Un violent coup de sonnette acheva la phrase télégraphique de Fritz.
Et, se dégageant des bras de Lorenza, Balsamo sortit de la chambre, laissant la jeune femme toujours endormie.
Il rencontra le courrier sur son chemin: celui-ci attendait les ordres du maître.
– Voilà la lettre, dit-il.
– Qu’en faut-il faire?
– La remettre à son adresse.
– C’est tout?
– C’est tout.
L’adepte regarda l’enveloppe et le cachet, et, les voyant aussi intacts qu’il les avait apportés, manifesta sa joie et disparut dans les ténèbres.
– Quel malheur de ne pas garder un pareil autographe! dit Balsamo, et quel malheur surtout de ne pas pouvoir le faire passer par des mains sûres entre les mains du roi!
Fritz apparut alors devant lui.
– Qui est là? demanda-t-il.
– Une femme et un homme.
– Sont-ils déjà venus ici?
– Non.
– Les connais-tu?
– Non.
– La femme est-elle jeune?
– Jeune et jolie.
– L’homme?
– Soixante à soixante-cinq ans.
– Où sont-ils?
– Au salon.
Balsamo entra.
Chapitre LXXXIV Évocation
La comtesse avait complètement caché son visage sous une mante; comme elle avait eu le temps de passer à l’hôtel de famille, son costume était celui d’une petite bourgeoise.
Elle était venue en fiacre avec le maréchal qui, plus timide, s’était habillé de gris, comme un valet supérieur de bonne maison.
– Monsieur le comte, dit madame du Barry, me reconnaissez-vous?
– Parfaitement, madame la comtesse.
Richelieu restait en arrière.
– Veuillez vous asseoir, madame, et vous aussi, monsieur.
– Monsieur est mon intendant, dit la comtesse.
– Vous faites erreur, madame, répliqua Balsamo en s’inclinant; monsieur est M. le duc de Richelieu, que je reconnais à merveille, et qui serait bien ingrat s’il ne me reconnaissait pas.

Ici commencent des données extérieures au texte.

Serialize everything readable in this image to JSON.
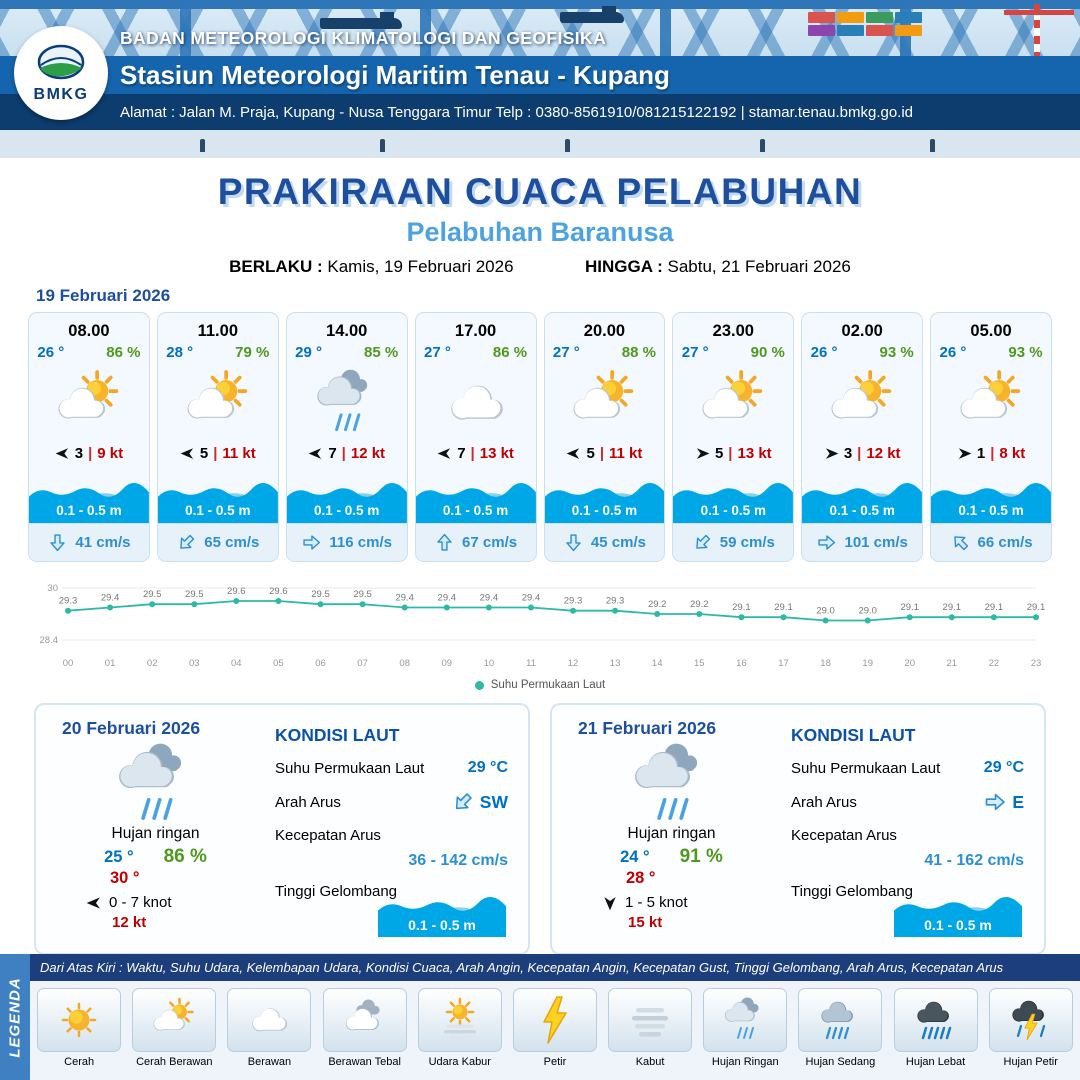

– Comment cela? demanda le duc tout déferré, comme disait Tallemant des Réaux.
– Monsieur le duc, on doit un peu de reconnaissance à ceux qui nous ont sauvé la vie, je pense.
– Ah! ah! duc, dit la comtesse en riant; entendez-vous, duc?
– Eh! vous m’avez sauvé la vie, à moi, monsieur le comte? fit Richelieu étonné.
– Oui, monseigneur, à Vienne, en 1725, lors de votre ambassade.
– En 1725! mais vous n’étiez pas né, mon cher monsieur.
Balsamo sourit.
– Il me semble que si, monsieur le duc, dit-il, puisque je vous ai rencontré mourant, ou plutôt mort sur une litière; vous veniez de recevoir un coup d’épée au beau travers de la poitrine, à telles enseignes que je vous ai versé sur la plaie trois gouttes de mon élixir… Là, tenez, à l’endroit où vous chiffonnez votre point d’Alençon, un peu riche pour un intendant.